その後半だけをピックアップして観ると、労使関係などどこ吹く風の、ショーケン、水谷豊、岸田森のコントのごときトリオ・アンサンブルがノっていて、たとえば第22話「くちなしの花に別れのバラードを」では、篠ヒロコ扮する華道家元葉子にフラれた修と辰巳が亨を彼女に見立てて踊るフォークダンスの物悲しいやらバカバカしいやらのシークエンスが、到底エピローグとは言い難いくらいにたっぷりそこに時間が割けられているし、第23話「母の胸に悲しみの眠りを」では、冒頭喰うに食えない飢えたショーケンの演技がメイクとともに最高におかしく、明らかに岸田森は役を離れて笑いを堪えているのに必死なところが、今回のデジタル放送でよくわかったくらい、もはや台本を離れ好き勝手にやっている感じすらしてくる。そんなお祭騒ぎの喧噪から、一気にそれぞれが孤独を味わうことになる最終回は、今更持ち上げることもないくらい傑作中の傑作であり、私なんぞ久しぶりに観たその日一日は、「傷だらけの天使」ロスで仕事が手につかないくらいだったよ、何度観ようとも。メインレギュラーのほとんど全員が孤独の中で終わりを迎える最終回に相応しい挿入歌デイヴ平尾の「一人」を含め、各ショットの適確なアングル、亨が死んだところで聞こえる電車の発車ベルなどの音設計、ドラム缶を下ろしたショーケンの肩をいからせて夢の島から走り去るその姿の完璧なところ...もう語り出したらキリがないくらい、なにもかもが神がかり的な終わり方だと思う。

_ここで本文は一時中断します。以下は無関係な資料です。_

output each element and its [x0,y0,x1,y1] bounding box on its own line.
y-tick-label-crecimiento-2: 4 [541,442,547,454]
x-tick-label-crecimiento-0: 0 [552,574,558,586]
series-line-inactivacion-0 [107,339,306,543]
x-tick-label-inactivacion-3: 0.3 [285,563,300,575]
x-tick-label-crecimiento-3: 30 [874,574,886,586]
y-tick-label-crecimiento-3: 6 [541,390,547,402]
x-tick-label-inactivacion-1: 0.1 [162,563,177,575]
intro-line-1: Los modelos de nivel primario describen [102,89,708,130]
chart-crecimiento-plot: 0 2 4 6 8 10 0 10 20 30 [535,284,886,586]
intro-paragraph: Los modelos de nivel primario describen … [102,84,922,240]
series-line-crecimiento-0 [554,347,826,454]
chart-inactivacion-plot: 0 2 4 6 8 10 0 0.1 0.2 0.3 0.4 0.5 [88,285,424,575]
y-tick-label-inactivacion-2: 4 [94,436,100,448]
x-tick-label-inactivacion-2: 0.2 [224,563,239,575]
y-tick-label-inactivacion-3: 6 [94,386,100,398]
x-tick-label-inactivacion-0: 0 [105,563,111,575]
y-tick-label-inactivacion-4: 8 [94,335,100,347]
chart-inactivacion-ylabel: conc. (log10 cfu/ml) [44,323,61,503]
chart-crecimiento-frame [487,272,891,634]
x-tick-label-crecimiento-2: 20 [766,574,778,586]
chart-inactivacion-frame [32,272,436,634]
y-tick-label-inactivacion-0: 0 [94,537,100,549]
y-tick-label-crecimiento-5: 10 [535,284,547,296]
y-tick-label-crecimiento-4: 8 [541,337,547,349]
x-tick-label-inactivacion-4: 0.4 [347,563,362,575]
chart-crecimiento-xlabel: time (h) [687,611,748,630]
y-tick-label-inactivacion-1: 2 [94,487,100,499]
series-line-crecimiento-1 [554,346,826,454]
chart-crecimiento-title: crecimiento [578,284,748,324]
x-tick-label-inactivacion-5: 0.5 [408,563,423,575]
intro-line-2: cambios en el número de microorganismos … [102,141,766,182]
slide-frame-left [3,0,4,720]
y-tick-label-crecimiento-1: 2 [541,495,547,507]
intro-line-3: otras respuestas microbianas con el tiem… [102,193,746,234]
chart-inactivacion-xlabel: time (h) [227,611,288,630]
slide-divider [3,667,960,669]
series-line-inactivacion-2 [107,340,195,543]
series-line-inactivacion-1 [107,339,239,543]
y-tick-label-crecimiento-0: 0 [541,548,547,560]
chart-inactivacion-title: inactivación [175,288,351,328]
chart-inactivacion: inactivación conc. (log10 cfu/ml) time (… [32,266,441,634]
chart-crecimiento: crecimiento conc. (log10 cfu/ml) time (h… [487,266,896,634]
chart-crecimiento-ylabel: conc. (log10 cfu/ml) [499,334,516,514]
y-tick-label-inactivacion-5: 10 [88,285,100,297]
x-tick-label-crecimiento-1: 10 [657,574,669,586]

とにかく詳しくはどこかでじっくり語りたい、誰がいつから言い出したのか知らないが、個人的には決して "傷天" とは略したくない「傷だらけの天使」、実はBS12で早くもリピート放送が決定して、今度は日曜夜9時から週一放送だそうです。第1話を取り逃がしたので、また今度は最初から全話観るつもりなんですが、なにより喜ばしいのが、紙媒体以外では珍しくショーケンが語ったインタビュー番組も本日夜9時より再放送です!

「傷だらけの天使」、「前略おふくろ様」DVD-BOXの特典には一切顔を出さず、それら大ヒットドラマに限らず、なかなか顔を出してのインタビューで自作を語ることのなかったショーケンが、わずかに30分とはいえ、おそらく新鮮味のある話も少なかろうですが、やっぱりこれは貴重です。
願わくば、プライベートではつながっているようなのに、ドラマ・映画での再競演は未だ適わない水谷豊とのツーショットが実現したら、ちょっと歴史的な大事件だったのになあ。

そりゃBS日テレじゃないんだから、そのままショーケンドラマ枠になることなく、BS12の後番組渥美清の「泣いてたまるか」もわずか数話で終了したけど、1月とあけずにリピート放送が叶うなんて、やっぱり今だ "伝説" という冠は不滅でしたね。